Sie hatte jenen kleinen Becher in der Hand, den ich einst als Kind von ihr erhalten; als wir aber näher gekommen waren, setzte sie ihn an die Lippen; und indem sie dem Knaben lächelnd zunickte, hörte ich sie deutlich sagen:
„Zur Gesundheit!“ Es war ihre sanfte Stimme, Daniel, wie im Leben, und diesen Traum habe ich drei Nächte nacheinander geträumt.“ „Was soll das!“ fragte Herr Bulemann. „Gib mir den Becher zurück, Bruder! Das Christfest ist nahe; leg ihn dem kranken Kinde auf seinen leeren Weihnachtsteller!“ Der hagere Mann in seinem gelbgeblümten Schlafrocke stand regungslos vor ihr und betrachtete sie mit seinen grellen runden Augen. „Hast du das Geld bei dir?“ fragte er.
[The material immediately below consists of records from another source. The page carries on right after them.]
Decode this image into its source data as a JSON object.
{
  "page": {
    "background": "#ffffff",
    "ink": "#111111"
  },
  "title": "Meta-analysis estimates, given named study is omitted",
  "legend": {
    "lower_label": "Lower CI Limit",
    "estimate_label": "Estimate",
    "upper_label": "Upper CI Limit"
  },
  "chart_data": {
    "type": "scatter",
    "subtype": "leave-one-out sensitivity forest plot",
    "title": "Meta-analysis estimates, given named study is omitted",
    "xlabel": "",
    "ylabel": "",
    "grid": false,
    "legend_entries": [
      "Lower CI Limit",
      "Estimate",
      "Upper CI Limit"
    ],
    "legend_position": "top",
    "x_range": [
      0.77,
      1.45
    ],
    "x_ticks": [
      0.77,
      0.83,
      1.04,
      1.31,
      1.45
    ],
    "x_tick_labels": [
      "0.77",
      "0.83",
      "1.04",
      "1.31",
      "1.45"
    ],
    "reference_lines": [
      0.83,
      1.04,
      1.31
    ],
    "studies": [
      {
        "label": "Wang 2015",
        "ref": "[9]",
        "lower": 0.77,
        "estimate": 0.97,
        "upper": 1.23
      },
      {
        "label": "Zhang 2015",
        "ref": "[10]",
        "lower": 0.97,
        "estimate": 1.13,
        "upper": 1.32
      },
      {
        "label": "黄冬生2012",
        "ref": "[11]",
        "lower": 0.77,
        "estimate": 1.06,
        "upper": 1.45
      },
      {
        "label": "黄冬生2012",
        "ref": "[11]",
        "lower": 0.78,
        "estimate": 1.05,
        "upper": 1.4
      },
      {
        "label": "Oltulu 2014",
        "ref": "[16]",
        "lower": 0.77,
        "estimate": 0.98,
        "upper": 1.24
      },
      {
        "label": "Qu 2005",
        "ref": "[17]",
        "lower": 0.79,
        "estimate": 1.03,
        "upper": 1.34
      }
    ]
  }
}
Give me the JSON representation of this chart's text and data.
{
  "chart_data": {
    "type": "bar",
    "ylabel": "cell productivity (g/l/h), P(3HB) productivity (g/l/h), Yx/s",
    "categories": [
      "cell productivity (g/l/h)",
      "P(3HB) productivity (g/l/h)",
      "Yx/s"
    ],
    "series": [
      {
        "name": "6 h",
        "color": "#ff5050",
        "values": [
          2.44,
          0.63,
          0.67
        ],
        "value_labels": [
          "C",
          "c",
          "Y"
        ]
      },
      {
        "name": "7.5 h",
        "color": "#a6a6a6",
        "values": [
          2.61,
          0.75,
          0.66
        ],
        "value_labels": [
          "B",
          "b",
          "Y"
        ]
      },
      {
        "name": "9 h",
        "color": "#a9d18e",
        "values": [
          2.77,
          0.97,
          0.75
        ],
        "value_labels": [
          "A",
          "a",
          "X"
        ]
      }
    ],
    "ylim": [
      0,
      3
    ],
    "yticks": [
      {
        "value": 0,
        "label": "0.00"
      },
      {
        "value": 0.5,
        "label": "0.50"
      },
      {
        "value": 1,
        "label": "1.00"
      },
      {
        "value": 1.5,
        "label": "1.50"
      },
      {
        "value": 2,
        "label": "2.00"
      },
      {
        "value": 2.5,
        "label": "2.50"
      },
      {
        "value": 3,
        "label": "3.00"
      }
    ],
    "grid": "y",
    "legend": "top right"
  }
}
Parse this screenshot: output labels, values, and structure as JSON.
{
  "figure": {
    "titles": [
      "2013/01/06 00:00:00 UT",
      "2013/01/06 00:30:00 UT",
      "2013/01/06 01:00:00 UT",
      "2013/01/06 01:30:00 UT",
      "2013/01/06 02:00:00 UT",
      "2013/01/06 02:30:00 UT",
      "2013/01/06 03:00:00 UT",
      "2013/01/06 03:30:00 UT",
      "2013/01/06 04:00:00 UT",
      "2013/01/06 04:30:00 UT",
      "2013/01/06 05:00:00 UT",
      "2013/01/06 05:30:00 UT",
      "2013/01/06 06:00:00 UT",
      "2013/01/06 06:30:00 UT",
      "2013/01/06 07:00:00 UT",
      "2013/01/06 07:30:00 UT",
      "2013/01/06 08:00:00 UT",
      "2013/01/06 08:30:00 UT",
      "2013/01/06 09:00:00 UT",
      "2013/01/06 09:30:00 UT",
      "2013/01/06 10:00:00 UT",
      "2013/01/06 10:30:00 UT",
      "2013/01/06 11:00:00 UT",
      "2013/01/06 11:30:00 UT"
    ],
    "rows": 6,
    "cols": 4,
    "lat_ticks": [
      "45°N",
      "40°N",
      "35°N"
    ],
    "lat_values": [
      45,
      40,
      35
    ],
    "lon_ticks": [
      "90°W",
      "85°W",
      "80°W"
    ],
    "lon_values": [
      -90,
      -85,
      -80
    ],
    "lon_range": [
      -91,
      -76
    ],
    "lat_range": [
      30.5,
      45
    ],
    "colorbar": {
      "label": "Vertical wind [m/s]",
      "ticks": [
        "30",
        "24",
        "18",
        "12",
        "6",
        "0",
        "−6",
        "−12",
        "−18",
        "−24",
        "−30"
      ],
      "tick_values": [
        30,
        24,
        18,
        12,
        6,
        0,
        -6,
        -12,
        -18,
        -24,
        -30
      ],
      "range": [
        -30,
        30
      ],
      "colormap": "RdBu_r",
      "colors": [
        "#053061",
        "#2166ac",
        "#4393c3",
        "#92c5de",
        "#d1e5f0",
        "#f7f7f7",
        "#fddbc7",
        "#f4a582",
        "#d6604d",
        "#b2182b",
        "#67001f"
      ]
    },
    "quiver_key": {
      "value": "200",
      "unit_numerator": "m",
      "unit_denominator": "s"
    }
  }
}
„Mit Träumen löst man keine Pfänder ein.“ „Oh, Daniel!“ rief sie „glaub unsrer Mutter!
Er wird gesund, wenn er aus dem kleinen Becher trinkt. Sei barmherzig! es ist doch von deinem Blute.“ Sie hatte die Hände nach ihm ausgestreckt; aber er trat einen Schritt zurück. „Bleib mir vom Leibe“, sagte er. Dann rief er nach seinen Katzen. „Graps, alte Bestie! Schnores, mein Söhnchen!“ Und der große gelbe Kater sprang mit einem Satz auf den Arm seines Herrn und klauete mit seinen Krallen in der bunten Zipfelmütze, während das schwarze Tier mauzend in seine Knien hinaufstrebte, Der kranke Knabe war näher geschlichen. „Mutter“, sagte er, indem er sie heftig an dem Kleide zupfte, „ist das der böse Ohm, der seine schwarzen Kinder verkauft hat?“ Aber in demselben Augenblicke hatte auch Herr Bulemann die Katze herabgeworfen und den Arm des aufschreienden Knaben ergriffen. „Verfluchte Bettelbrut“, rief er, „Pfeifst du auch das tolle Lied?“
„Bruder, Bruder!“ jammerte die Frau. Doch schon lag der Knabe wimmernd drunten auf dem Treppenabsatz. Die Mutter sprang ihm nach und nahm ihn sanft auf ihren Arm; dann aber richtete sie sich hoch auf und den blutenden Kopf des Kindes an ihrer Brust, erhob sie die geballten Fäuste gegen ihren Bruder, der inzwischen seine spinnenden Katzen droben am Treppengeländer stand: „Verruchter, böser Mann!“ rief sie. „Mögest du verkommen bei deinen Bestien!“
„Fluche, soviel du Lust hast!“ erwiderte der Bruder, „aber mach, dass du aus dem Hause kommst.“ Dann, während das Weib mit dem weinenden Knaben die dunklen Treppen hinabstieg, lockte er seine Katzen und klappte die Stubentür hinter sich zu. – Er bedachte nicht, dass die Flüche der Armen gefährlich sind, wenn die Hartherzigkeit der Reichen sie hervorgerufen hat.